DÉBUT 2003, quand notre fille Sharon a eu un an, mon mari Neil et moi avons dû faire face à une crise financière. Mon congé de maternité venait de s’achever, mais la gardienne que nous avions trouvée n’était plus disponible. Nous avions tous les deux un emploi stable dans l’administration à l’Université de Toronto, mais le remboursement de nos prêts étudiants et le loyer de notre appartement de deux chambres à coucher dans l’ouest de Toronto ne nous permettaient pas de débourser 1 200 $ par mois pour une garderie. 

Ce week-end-là, nous avons rendu visite au frère de Neil, Anil, un entrepreneur prospère et sa femme Leeann, mère au foyer, à Brampton, une banlieue de Toronto. Nous avons passé des heures à nous plaindre de notre situation en nous reprochant de ne pas pouvoir payer les frais de garde. Anil et Leeann nous ont également parlé de leurs problèmes. Leeann était ravie de rester à la maison avec leurs deux jeunes enfants, Adam et Anissa, et en attendait un troisième. Le couple aurait bien aimé avoir, comme nous, deux revenus pour pouvoir acheter quelque chose de plus grand. Nous avons plaisanté sur l’idée de réunir nos ressources, et ainsi former la famille idéale : nous pourrions acheter une maison ensemble et confier Sharon à Leeann. Mais par la suite, la discussion est devenue plus sérieuse. 

Nous avons passé le dimanche après-midi à choisir des quartiers, à calculer des taux hypothécaires et à faire des budgets sur un tableur.
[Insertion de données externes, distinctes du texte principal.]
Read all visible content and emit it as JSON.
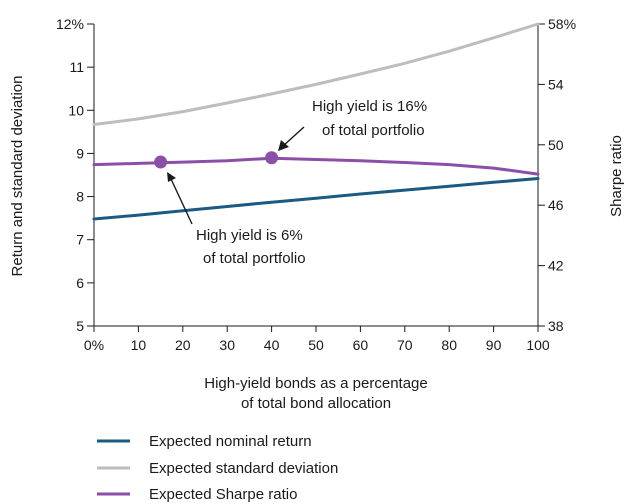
{
  "chart_data": {
    "type": "line",
    "x": [
      0,
      10,
      20,
      30,
      40,
      50,
      60,
      70,
      80,
      90,
      100
    ],
    "x_tick_labels": [
      "0%",
      "10",
      "20",
      "30",
      "40",
      "50",
      "60",
      "70",
      "80",
      "90",
      "100"
    ],
    "xlim": [
      0,
      100
    ],
    "xlabel_lines": [
      "High-yield bonds as a percentage",
      "of total bond allocation"
    ],
    "ylabel_left": "Return and standard deviation",
    "ylim_left": [
      5,
      12
    ],
    "y_left_tick_labels": [
      "5",
      "6",
      "7",
      "8",
      "9",
      "10",
      "11",
      "12%"
    ],
    "ylabel_right": "Sharpe ratio",
    "ylim_right": [
      38,
      58
    ],
    "y_right_tick_labels": [
      "38",
      "42",
      "46",
      "50",
      "54",
      "58%"
    ],
    "grid": false,
    "series": [
      {
        "name": "Expected nominal return",
        "axis": "left",
        "color": "#1b5a83",
        "values": [
          7.48,
          7.57,
          7.67,
          7.77,
          7.87,
          7.96,
          8.06,
          8.15,
          8.24,
          8.33,
          8.42
        ]
      },
      {
        "name": "Expected standard deviation",
        "axis": "left",
        "color": "#bdbdbd",
        "values": [
          9.67,
          9.8,
          9.97,
          10.17,
          10.38,
          10.6,
          10.84,
          11.09,
          11.37,
          11.68,
          12.0
        ]
      },
      {
        "name": "Expected Sharpe ratio",
        "axis": "left",
        "color": "#8c4fa8",
        "values": [
          8.74,
          8.77,
          8.8,
          8.83,
          8.89,
          8.86,
          8.83,
          8.79,
          8.74,
          8.66,
          8.52
        ]
      }
    ],
    "markers": [
      {
        "x": 15,
        "y": 8.8,
        "color": "#8c4fa8"
      },
      {
        "x": 40,
        "y": 8.9,
        "color": "#8c4fa8"
      }
    ],
    "annotations": [
      {
        "lines": [
          "High yield is 16%",
          "of total portfolio"
        ]
      },
      {
        "lines": [
          "High yield is 6%",
          "of total portfolio"
        ]
      }
    ],
    "legend_placement": "bottom-left"
  }
}
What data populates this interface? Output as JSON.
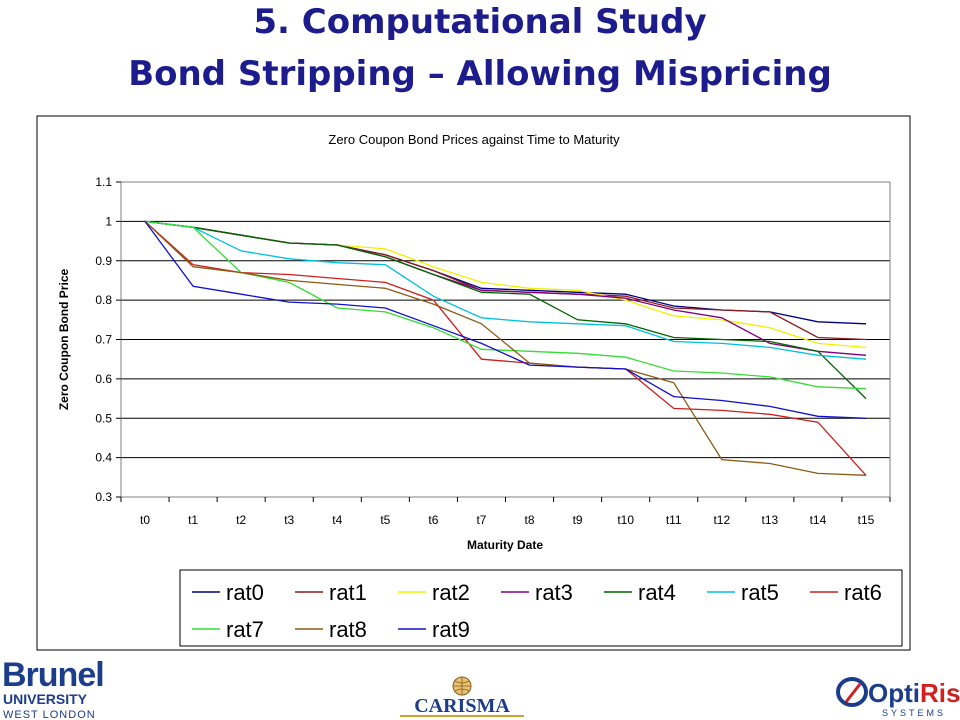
{
  "slide": {
    "title_line1": "5. Computational Study",
    "title_line2": "Bond Stripping – Allowing Mispricing"
  },
  "chart_data": {
    "type": "line",
    "title": "Zero Coupon Bond Prices against Time to Maturity",
    "xlabel": "Maturity Date",
    "ylabel": "Zero Coupon Bond Price",
    "categories": [
      "t0",
      "t1",
      "t2",
      "t3",
      "t4",
      "t5",
      "t6",
      "t7",
      "t8",
      "t9",
      "t10",
      "t11",
      "t12",
      "t13",
      "t14",
      "t15"
    ],
    "ylim": [
      0.3,
      1.1
    ],
    "yticks": [
      0.3,
      0.4,
      0.5,
      0.6,
      0.7,
      0.8,
      0.9,
      1,
      1.1
    ],
    "ytick_labels": [
      "0.3",
      "0.4",
      "0.5",
      "0.6",
      "0.7",
      "0.8",
      "0.9",
      "1",
      "1.1"
    ],
    "grid": "horizontal",
    "legend": "bottom",
    "series": [
      {
        "name": "rat0",
        "color": "#000080",
        "values": [
          1.0,
          0.985,
          0.965,
          0.945,
          0.94,
          0.915,
          0.875,
          0.83,
          0.825,
          0.82,
          0.815,
          0.785,
          0.775,
          0.77,
          0.745,
          0.74
        ]
      },
      {
        "name": "rat1",
        "color": "#8b1a1a",
        "values": [
          1.0,
          0.985,
          0.965,
          0.945,
          0.94,
          0.915,
          0.875,
          0.825,
          0.82,
          0.815,
          0.81,
          0.78,
          0.775,
          0.77,
          0.705,
          0.7
        ]
      },
      {
        "name": "rat2",
        "color": "#f0f000",
        "values": [
          1.0,
          0.985,
          0.965,
          0.945,
          0.94,
          0.93,
          0.885,
          0.845,
          0.83,
          0.825,
          0.8,
          0.76,
          0.75,
          0.73,
          0.69,
          0.68
        ]
      },
      {
        "name": "rat3",
        "color": "#800080",
        "values": [
          1.0,
          0.985,
          0.965,
          0.945,
          0.94,
          0.91,
          0.865,
          0.825,
          0.82,
          0.815,
          0.805,
          0.775,
          0.755,
          0.69,
          0.67,
          0.66
        ]
      },
      {
        "name": "rat4",
        "color": "#006400",
        "values": [
          1.0,
          0.985,
          0.965,
          0.945,
          0.94,
          0.91,
          0.865,
          0.82,
          0.815,
          0.75,
          0.74,
          0.705,
          0.7,
          0.695,
          0.67,
          0.55
        ]
      },
      {
        "name": "rat5",
        "color": "#00c0e0",
        "values": [
          1.0,
          0.985,
          0.925,
          0.905,
          0.895,
          0.89,
          0.81,
          0.755,
          0.745,
          0.74,
          0.735,
          0.695,
          0.69,
          0.68,
          0.66,
          0.65
        ]
      },
      {
        "name": "rat6",
        "color": "#cc2020",
        "values": [
          1.0,
          0.89,
          0.87,
          0.865,
          0.855,
          0.845,
          0.8,
          0.65,
          0.64,
          0.63,
          0.625,
          0.525,
          0.52,
          0.51,
          0.49,
          0.355
        ]
      },
      {
        "name": "rat7",
        "color": "#33dd33",
        "values": [
          1.0,
          0.985,
          0.87,
          0.845,
          0.78,
          0.77,
          0.73,
          0.675,
          0.67,
          0.665,
          0.655,
          0.62,
          0.615,
          0.605,
          0.58,
          0.575
        ]
      },
      {
        "name": "rat8",
        "color": "#8b5a14",
        "values": [
          1.0,
          0.885,
          0.87,
          0.85,
          0.84,
          0.83,
          0.79,
          0.74,
          0.64,
          0.63,
          0.625,
          0.59,
          0.395,
          0.385,
          0.36,
          0.355
        ]
      },
      {
        "name": "rat9",
        "color": "#1010cc",
        "values": [
          1.0,
          0.835,
          0.815,
          0.795,
          0.79,
          0.78,
          0.735,
          0.69,
          0.635,
          0.63,
          0.625,
          0.555,
          0.545,
          0.53,
          0.505,
          0.5
        ]
      }
    ]
  },
  "footer": {
    "brunel_word": "Brunel",
    "brunel_sub1": "UNIVERSITY",
    "brunel_sub2": "WEST LONDON",
    "carisma": "CARISMA",
    "optirisk_1": "Opti",
    "optirisk_2": "Risk",
    "optirisk_sub": "SYSTEMS"
  }
}
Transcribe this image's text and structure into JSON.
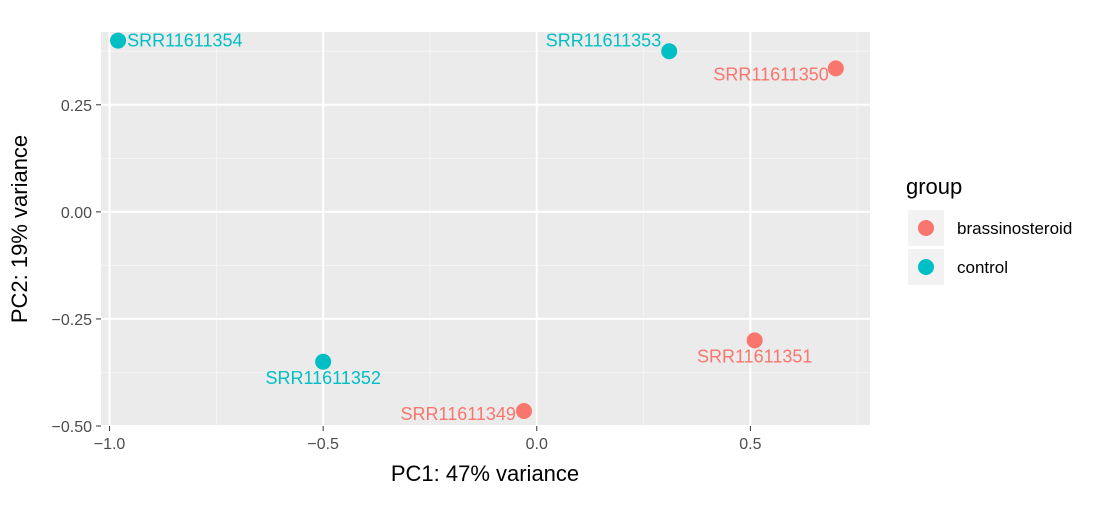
{
  "chart_data": {
    "type": "scatter",
    "xlabel": "PC1: 47% variance",
    "ylabel": "PC2: 19% variance",
    "xlim": [
      -1.02,
      0.78
    ],
    "ylim": [
      -0.5,
      0.42
    ],
    "x_ticks": [
      -1.0,
      -0.5,
      0.0,
      0.5
    ],
    "x_tick_labels": [
      "−1.0",
      "−0.5",
      "0.0",
      "0.5"
    ],
    "y_ticks": [
      0.25,
      0.0,
      -0.25,
      -0.5
    ],
    "y_tick_labels": [
      "0.25",
      "0.00",
      "−0.25",
      "−0.50"
    ],
    "grid": true,
    "legend": {
      "title": "group",
      "position": "right",
      "entries": [
        {
          "name": "brassinosteroid",
          "color": "#F8766D"
        },
        {
          "name": "control",
          "color": "#00BFC4"
        }
      ]
    },
    "points": [
      {
        "label": "SRR11611354",
        "group": "control",
        "x": -0.98,
        "y": 0.4,
        "label_pos": "right"
      },
      {
        "label": "SRR11611353",
        "group": "control",
        "x": 0.31,
        "y": 0.375,
        "label_pos": "left-up"
      },
      {
        "label": "SRR11611350",
        "group": "brassinosteroid",
        "x": 0.7,
        "y": 0.335,
        "label_pos": "left-down"
      },
      {
        "label": "SRR11611352",
        "group": "control",
        "x": -0.5,
        "y": -0.35,
        "label_pos": "below"
      },
      {
        "label": "SRR11611351",
        "group": "brassinosteroid",
        "x": 0.51,
        "y": -0.3,
        "label_pos": "below"
      },
      {
        "label": "SRR11611349",
        "group": "brassinosteroid",
        "x": -0.03,
        "y": -0.465,
        "label_pos": "left"
      }
    ]
  }
}
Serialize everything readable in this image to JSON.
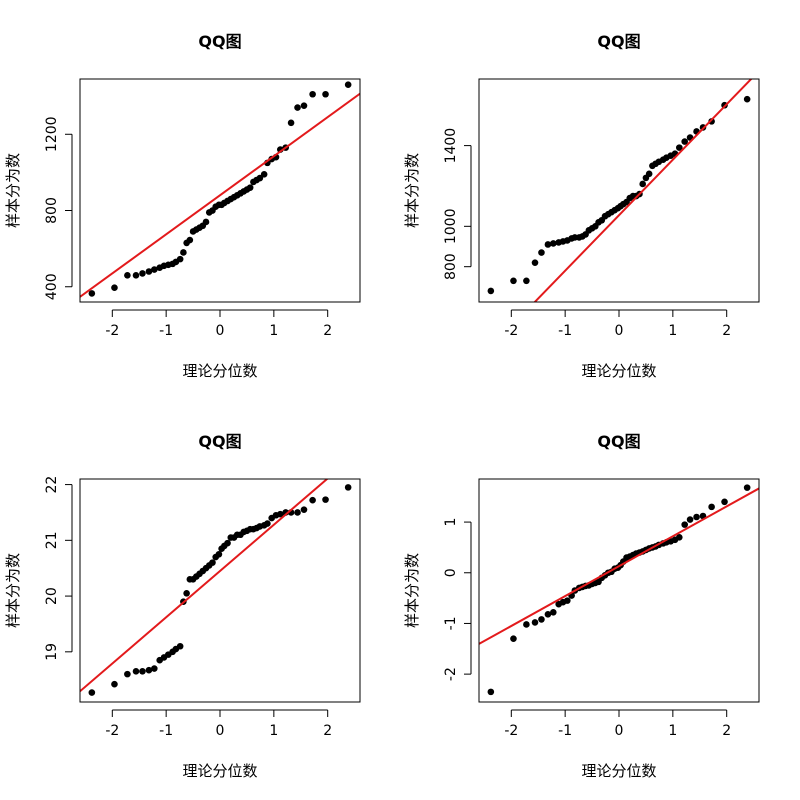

Une semaine plus tard, la banque nous accordait un prêt. Si nous avions pris le temps de réfléchir à cet arrangement incongru, nous aurions probablement fait marche arrière. Nous avons fait une offre sur une maison abordable Brampton. Elle avait deux grandes chambres avec salle de bains, deux autres chambres et une salle de bains pour les enfants. Nous avons aussi rédigé un contrat qui stipulait combien chaque couple investirait, comment nous répartirions les frais et paierions les dépenses importantes ou imprévues. Cet arrangement devait durer quatre ans, le temps que nous puissions épargner assez d’argent et que Sharon soit en âge d’aller à l’école, ce qui nous dispenserait de la faire garder à plein temps. Nous avons acheté la maison le 10 juin, trois mois après en avoir eu l’idée. La fille d’Anil et Leeann, Alissa, est née le même jour.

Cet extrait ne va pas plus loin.